Re: BUG: pg_stat_statements query normalization issues with combined queries

From: Tom Lane <tgl(at)sss(dot)pgh(dot)pa(dot)us>
To: Kyotaro HORIGUCHI <horiguchi(dot)kyotaro(at)lab(dot)ntt(dot)co(dot)jp>
Cc: coelho(at)cri(dot)ensmp(dot)fr, craig(dot)ringer(at)2ndquadrant(dot)com, robertmhaas(at)gmail(dot)com, pgsql-hackers(at)postgresql(dot)org
Subject: Re: BUG: pg_stat_statements query normalization issues with combined queries
Date: 2017-01-12 14:29:38
Message-ID: 10619.1484231378@sss.pgh.pa.us
Views: Raw Message | Whole Thread | Download mbox | Resend email
Thread:
Lists: pgsql-hackers

Kyotaro HORIGUCHI <horiguchi(dot)kyotaro(at)lab(dot)ntt(dot)co(dot)jp> writes:
> At Fri, 30 Dec 2016 15:10:42 +0100 (CET), Fabien COELHO <coelho(at)cri(dot)ensmp(dot)fr> wrote in <alpine(dot)DEB(dot)2(dot)20(dot)1612301453280(dot)32017(at)lancre>
>> - I cannot use the intermediate node trick suggested by Tom because
>> it does not work for utility statements which do not have plans, so
>> the code still adds location & length, sorry.

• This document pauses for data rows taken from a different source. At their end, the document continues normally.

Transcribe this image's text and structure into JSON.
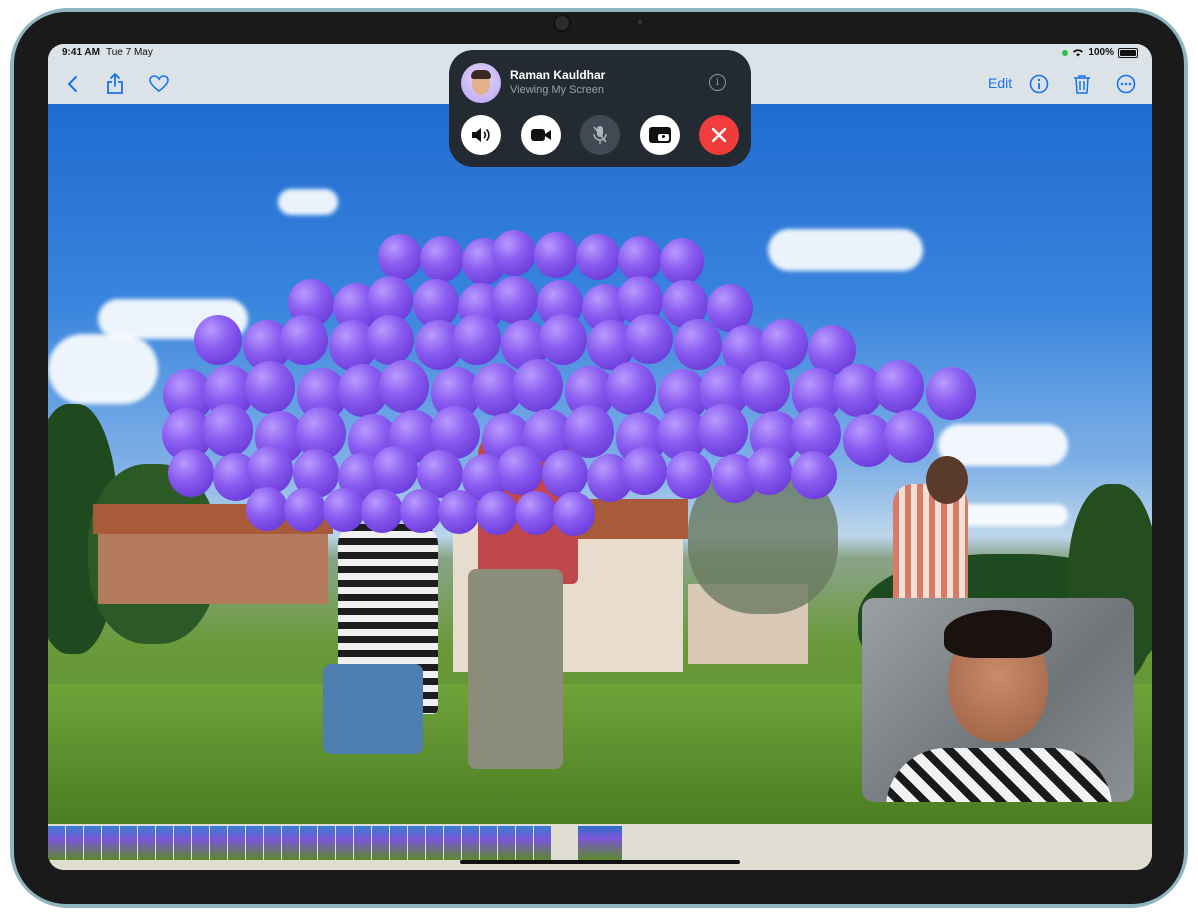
{
  "status_bar": {
    "time": "9:41 AM",
    "date": "Tue 7 May",
    "battery": "100%"
  },
  "toolbar": {
    "back_icon": "chevron-left-icon",
    "share_icon": "share-icon",
    "favorite_icon": "heart-icon",
    "edit_label": "Edit",
    "info_icon": "info-icon",
    "delete_icon": "trash-icon",
    "more_icon": "ellipsis-icon",
    "accent_color": "#1a73e8"
  },
  "facetime": {
    "caller_name": "Raman Kauldhar",
    "status": "Viewing My Screen",
    "controls": [
      {
        "name": "speaker-icon",
        "style": "white"
      },
      {
        "name": "video-camera-icon",
        "style": "white"
      },
      {
        "name": "mic-muted-icon",
        "style": "dark"
      },
      {
        "name": "screen-share-icon",
        "style": "white"
      },
      {
        "name": "end-call-icon",
        "style": "red"
      }
    ],
    "end_call_color": "#f03c3c"
  }
}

I still really, really don't like this patch. I think it's going to
create continuing maintenance problems, because of shortcuts like this:

+#define isParseNodeTag(tag) ((T_Query <= (tag)) && ((tag) < T_A_Expr))

We've never had any code that depends on ranges of nodetag numbers, and
now is not the time to start. (The fact that you had to randomly relocate
some existing tags to make this work didn't make me any happier about it.)

>> - I still use the 'last_semicolon' lexer variable. The alternative is to
>> change rules so as not to skip empty statements, then write a loop to
>> compute the length based on successor location, and remove the empty
>> statements. It can be done, I do not think it is better, it is only
>> different and more verbose. I'll do it if required by a committer.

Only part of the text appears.